Комментарий к Всё изменилось, часть 2: Чувство долга... Прошу прощения за долгое отсутствие. В знак извинения прошу принять эти “скромные” 16 страниц.

Я знаю, что правильно Мираджейн Штраусс, но я воспользовалась всем знакомым Миражанна, так как мне просто было нужно окончание Анна.

На счёт Эрза и Джерар – решила, что буду пользоваться “правильными”, если так можно сказать, именами. Другие части так же будут отредактированы на устранения подобных косяков.

Сын Эрзы и Джерара – Лай – от английского Lie, что переводится как ложь.

====== Всё изменилось, часть 3: Глядя в упор... ======

Хартфилия беззвучной, незаметной тенью продвигалась вдоль по центральной улице Магнолии: вокруг было темно и тихо; бледный свет редких уличных фонарей мягко отражался в почти исчезнувших за день лужах; над головой распростёрлось бескрайнее тёмно-синее небо, усыпанное миллиардами звёзд – прошло уже порядком двух часов с того момента, как город затерялся во мраке ночи.

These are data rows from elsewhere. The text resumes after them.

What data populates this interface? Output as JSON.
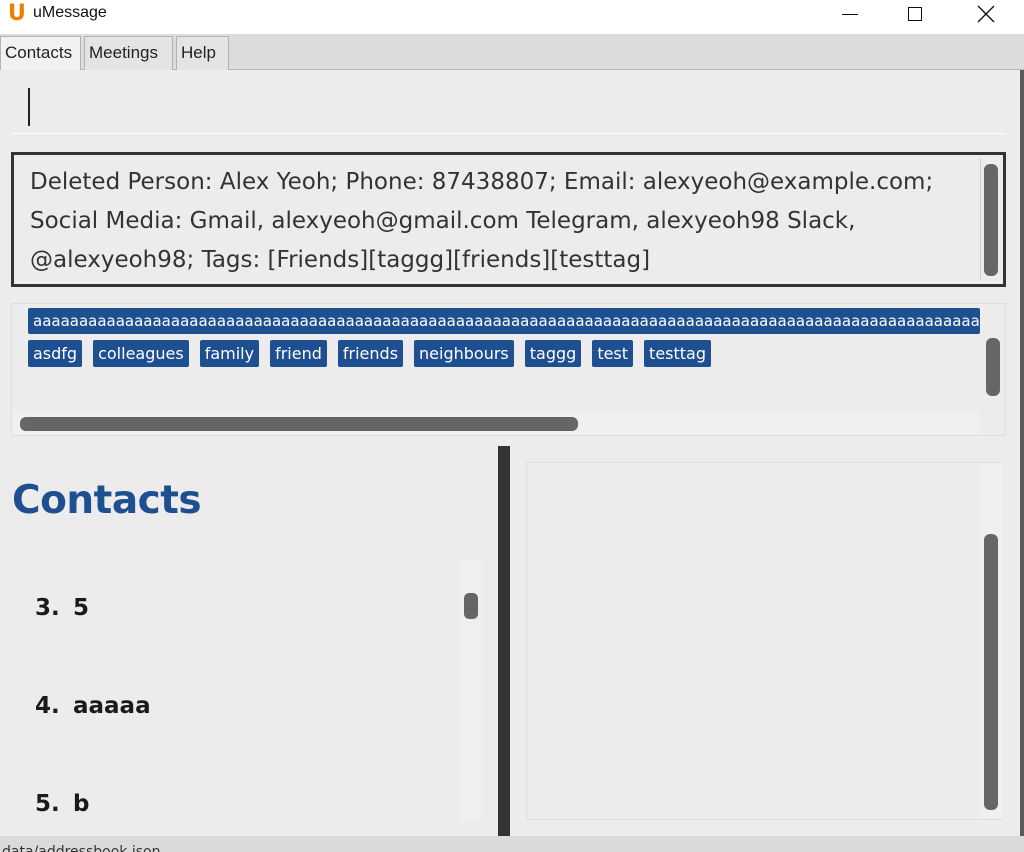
{
  "window": {
    "title": "uMessage",
    "icon_glyph": "U",
    "icon": "umessage-logo-icon"
  },
  "tabs": [
    {
      "label": "Contacts",
      "active": true
    },
    {
      "label": "Meetings",
      "active": false
    },
    {
      "label": "Help",
      "active": false
    }
  ],
  "command_box": {
    "value": ""
  },
  "result": {
    "text": "Deleted Person: Alex Yeoh; Phone: 87438807; Email: alexyeoh@example.com; Social Media: Gmail, alexyeoh@gmail.com Telegram, alexyeoh98 Slack, @alexyeoh98; Tags: [Friends][taggg][friends][testtag]"
  },
  "tags": {
    "long_tag": "aaaaaaaaaaaaaaaaaaaaaaaaaaaaaaaaaaaaaaaaaaaaaaaaaaaaaaaaaaaaaaaaaaaaaaaaaaaaaaaaaaaaaaaaaaaaaaaaaaaaaaaaa",
    "items": [
      "asdfg",
      "colleagues",
      "family",
      "friend",
      "friends",
      "neighbours",
      "taggg",
      "test",
      "testtag"
    ]
  },
  "contacts": {
    "heading": "Contacts",
    "items": [
      {
        "number": "3.",
        "name": "5"
      },
      {
        "number": "4.",
        "name": "aaaaa"
      },
      {
        "number": "5.",
        "name": "b"
      }
    ]
  },
  "statusbar": {
    "text": "data/addressbook.json"
  },
  "colors": {
    "accent": "#1d4f91",
    "logo": "#f07c00"
  }
}
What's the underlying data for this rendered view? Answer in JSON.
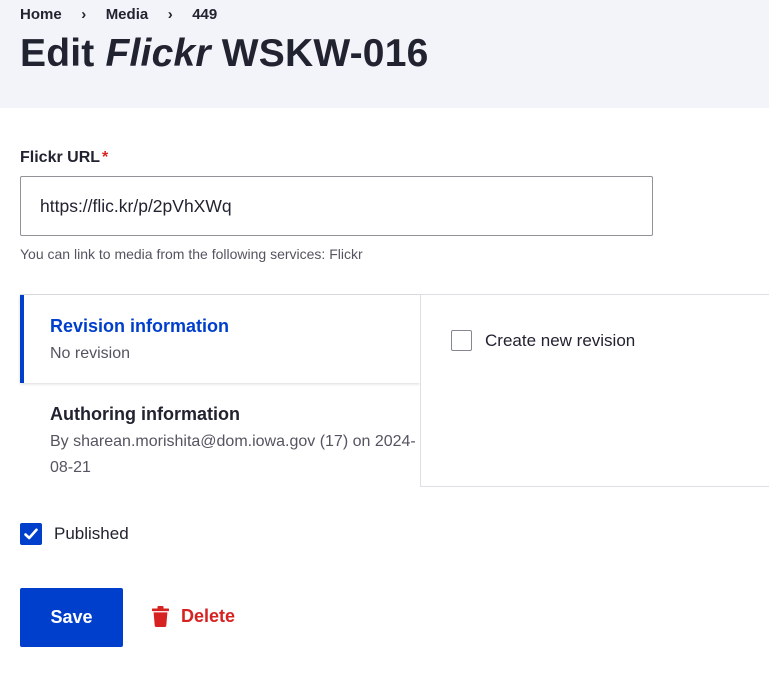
{
  "breadcrumb": {
    "items": [
      "Home",
      "Media",
      "449"
    ],
    "separator": "›"
  },
  "page": {
    "title_prefix": "Edit ",
    "title_italic": "Flickr",
    "title_suffix": " WSKW-016"
  },
  "url_field": {
    "label": "Flickr URL",
    "required_marker": "*",
    "value": "https://flic.kr/p/2pVhXWq",
    "description": "You can link to media from the following services: Flickr"
  },
  "vertical_tabs": {
    "revision": {
      "title": "Revision information",
      "summary": "No revision"
    },
    "authoring": {
      "title": "Authoring information",
      "summary": "By sharean.morishita@dom.iowa.gov (17) on 2024-08-21"
    },
    "pane": {
      "create_revision_label": "Create new revision"
    }
  },
  "published": {
    "label": "Published",
    "checked": true
  },
  "actions": {
    "save_label": "Save",
    "delete_label": "Delete"
  },
  "colors": {
    "accent": "#003ecc",
    "danger": "#d72222",
    "header_bg": "#f3f4f9"
  },
  "icons": {
    "breadcrumb_separator": "chevron-right-icon",
    "delete": "trash-icon",
    "checkmark": "checkmark-icon"
  }
}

Люси всегда любила тишину и ценила её присутствие, так как, в отличие от других, просто умела ей наслаждаться, использовать правильно – разобрать собственные мысли, пофилософствовать, подумать над важными, слишком волнующими вопросами. И теперь, пользуясь моментом, Хартфилия поступила точно так же, легко погружаясь в собственные размышления, не замечая вокруг себя ничего: опять какие-то противоречия закрадывались на передний план, опять самое главное, так терзающее её душу не давало спокойно вздохнуть, закрыть глаза. Вот только теперь проблем было на некоторое количество меньше, и это не могло не радовать – конечно, это гора чужих страхов и переживаний, скопившаяся около каждого волшебника, гниющая, поглощающая их своей ненавистью, была ещё велика. Но и рядом с самой Хартфилией было ещё много проблем и вопросов, которые не оставляли её ни на секунду – её сильно волновало то, как Леон стал демоном, как позволил этой чёрной, давно рассыпавшейся, сгнившей душе просочиться внутрь себя, погасить свой внутренний свет, как вообще демон нашёл его. Ведь если подумать, то таких как Леон – безнадёжно влюблённых, потерянных, забытых, почти смирившихся со своей судьбой очень много, так почему же демон выбрал именно его, может действительно здесь был замешан кто-то ещё, тот, кто послал этого демона к Леону. Обычно Дьяволы подобными вещами не занимаются, они уже подобие аристократов и им не до этих жалких игр, возможно, что Люси вновь кому-то неудачно перешла дорогу, кто знает, чего от неё хотят в этот раз.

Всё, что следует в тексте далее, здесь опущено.